And this proves what exactly? That the film evolved during the editing phase? That's true of most movies like this. Scenes get deleted, reshoots are sometimes required, endings are changed, subplots dropped, scenes are re-ordered and sometimes the context of an entire third act can be entirely altered because the plot is becoming too complex. Hell, 'Men in Black' did that last one with just one line of ADR and a VFX shot!
Did his editors have vital creative input into the movie? Of course they did, that's what he hired them for and the fact he fired the first guy (who's previous work shows he was by no means incompetent) should be enough to prove that Lucas wasn't just blindly depending on an editor to fix it for him. Editing a movie is very time consuming, painstaking work, especially in the pre-digital days and requires an editor to go over and over and over hours of footage to find the best takes, find the right coverage to use, when to cut-away and when to linger. They have to go over the entire movie front to back and back to front to find where things aren't working--something that's often impossible to determine until you have the footage all cut together--and address it.
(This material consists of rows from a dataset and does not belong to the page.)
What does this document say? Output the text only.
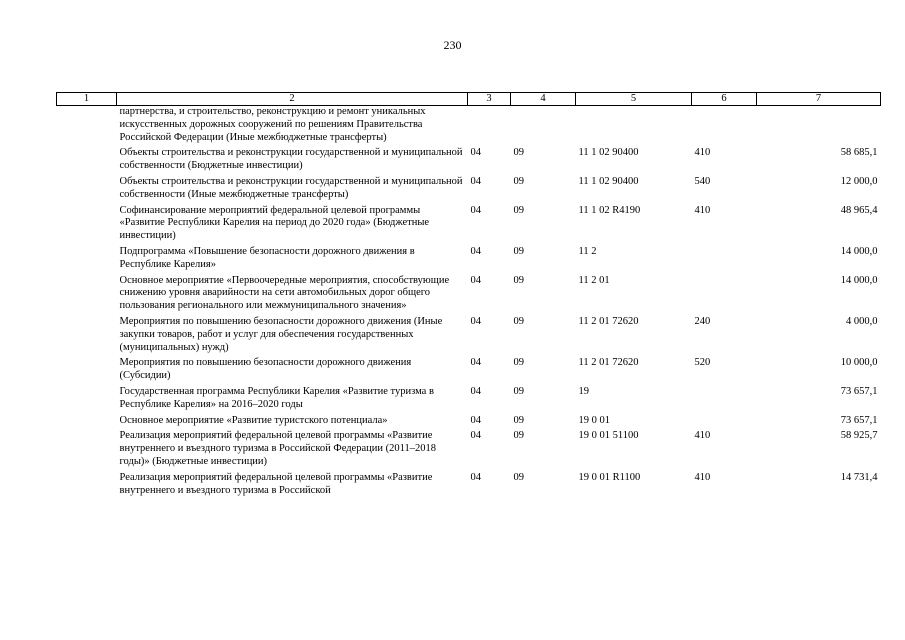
230
1	2	3	4	5	6	7
	партнерства, и строительство, реконструкцию и ремонт уникальных искусственных дорожных сооружений по решениям Правительства Российской Федерации (Иные межбюджетные трансферты)					
	Объекты строительства и реконструкции государственной и муниципальной собственности (Бюджетные инвестиции)	04	09	11 1 02 90400	410	58 685,1
	Объекты строительства и реконструкции государственной и муниципальной собственности (Иные межбюджетные трансферты)	04	09	11 1 02 90400	540	12 000,0
	Софинансирование мероприятий федеральной целевой программы «Развитие Республики Карелия на период до 2020 года» (Бюджетные инвестиции)	04	09	11 1 02 R4190	410	48 965,4
	Подпрограмма «Повышение безопасности дорожного движения в Республике Карелия»	04	09	11 2		14 000,0
	Основное мероприятие «Первоочередные мероприятия, способствующие снижению уровня аварийности на сети автомобильных дорог общего пользования регионального или межмуниципального значения»	04	09	11 2 01		14 000,0
	Мероприятия по повышению безопасности дорожного движения (Иные закупки товаров, работ и услуг для обеспечения государственных (муниципальных) нужд)	04	09	11 2 01 72620	240	4 000,0
	Мероприятия по повышению безопасности дорожного движения (Субсидии)	04	09	11 2 01 72620	520	10 000,0
	Государственная программа Республики Карелия «Развитие туризма в Республике Карелия» на 2016–2020 годы	04	09	19		73 657,1
	Основное мероприятие «Развитие туристского потенциала»	04	09	19 0 01		73 657,1
	Реализация мероприятий федеральной целевой программы «Развитие внутреннего и въездного туризма в Российской Федерации (2011–2018 годы)» (Бюджетные инвестиции)	04	09	19 0 01 51100	410	58 925,7
	Реализация мероприятий федеральной целевой программы «Развитие внутреннего и въездного туризма в Российской	04	09	19 0 01 R1100	410	14 731,4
That's what the editing phase is for. Very few directors have the time and energy to do this all by themselves and none for a film this complex, much less one they're also writing, part financing and executive producing all while establishing several companies to get it all done, including developing technology and techniques that simply didn't exist until they built it!
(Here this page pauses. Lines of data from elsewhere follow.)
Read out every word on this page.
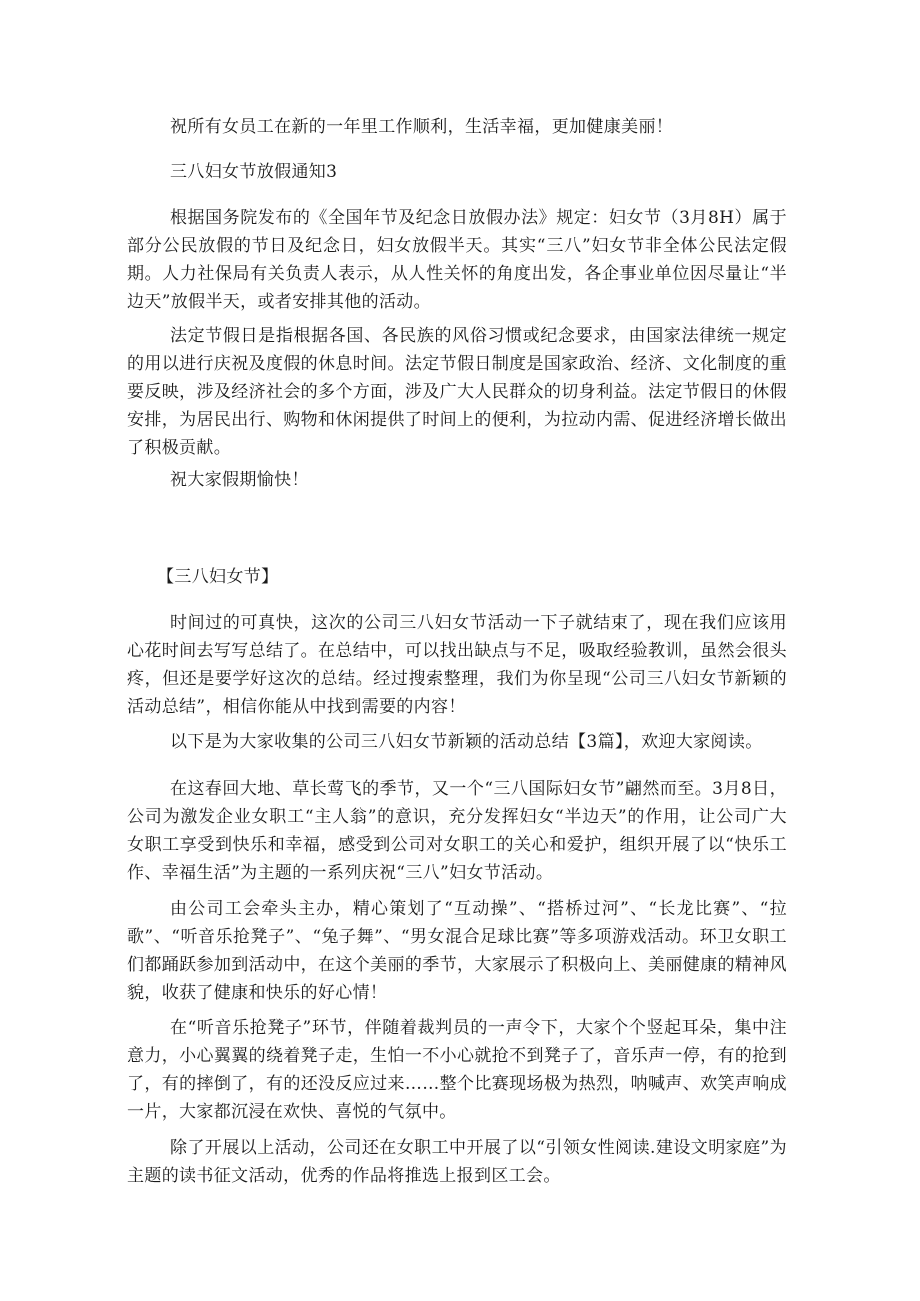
祝所有女员工在新的一年里工作顺利，生活幸福，更加健康美丽！

三八妇女节放假通知3

根据国务院发布的《全国年节及纪念日放假办法》规定：妇女节（3月8H）属于部分公民放假的节日及纪念日，妇女放假半天。其实“三八”妇女节非全体公民法定假期。人力社保局有关负责人表示，从人性关怀的角度出发，各企事业单位因尽量让“半边天”放假半天，或者安排其他的活动。

法定节假日是指根据各国、各民族的风俗习惯或纪念要求，由国家法律统一规定的用以进行庆祝及度假的休息时间。法定节假日制度是国家政治、经济、文化制度的重要反映，涉及经济社会的多个方面，涉及广大人民群众的切身利益。法定节假日的休假安排，为居民出行、购物和休闲提供了时间上的便利，为拉动内需、促进经济增长做出了积极贡献。

祝大家假期愉快！

【三八妇女节】

时间过的可真快，这次的公司三八妇女节活动一下子就结束了，现在我们应该用心花时间去写写总结了。在总结中，可以找出缺点与不足，吸取经验教训，虽然会很头疼，但还是要学好这次的总结。经过搜索整理，我们为你呈现“公司三八妇女节新颖的活动总结”，相信你能从中找到需要的内容！

以下是为大家收集的公司三八妇女节新颖的活动总结【3篇】，欢迎大家阅读。

在这春回大地、草长莺飞的季节，又一个“三八国际妇女节”翩然而至。3月8日，公司为激发企业女职工“主人翁”的意识，充分发挥妇女“半边天”的作用，让公司广大女职工享受到快乐和幸福，感受到公司对女职工的关心和爱护，组织开展了以“快乐工作、幸福生活”为主题的一系列庆祝“三八”妇女节活动。

由公司工会牵头主办，精心策划了“互动操”、“搭桥过河”、“长龙比赛”、“拉歌”、“听音乐抢凳子”、“兔子舞”、“男女混合足球比赛”等多项游戏活动。环卫女职工们都踊跃参加到活动中，在这个美丽的季节，大家展示了积极向上、美丽健康的精神风貌，收获了健康和快乐的好心情！

在“听音乐抢凳子”环节，伴随着裁判员的一声令下，大家个个竖起耳朵，集中注意力，小心翼翼的绕着凳子走，生怕一不小心就抢不到凳子了，音乐声一停，有的抢到了，有的摔倒了，有的还没反应过来……整个比赛现场极为热烈，呐喊声、欢笑声响成一片，大家都沉浸在欢快、喜悦的气氛中。

除了开展以上活动，公司还在女职工中开展了以“引领女性阅读.建设文明家庭”为主题的读书征文活动，优秀的作品将推选上报到区工会。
Lucas needed collaborators at every level of the production. He needed a conceptual artist so he hired Ralph McQuarrie, he needed a score so he hired John Williams. Does the fact that he didn't build a single set with his own hands, sew any costume, or conduct a single piece of music make Star Wars any less "his"? Of course not.
Also, as noted, this was a difficult shoot on a low budget sci-fi movie that nobody thought would be worth anything, with several key members of production being actively obstructive, adding stress and strife to an already overworked director. The only reason it didn't fail a thousand times over is because Lucas was the driving force of the whole thing.
No George Lucas: no Star Wars. Period.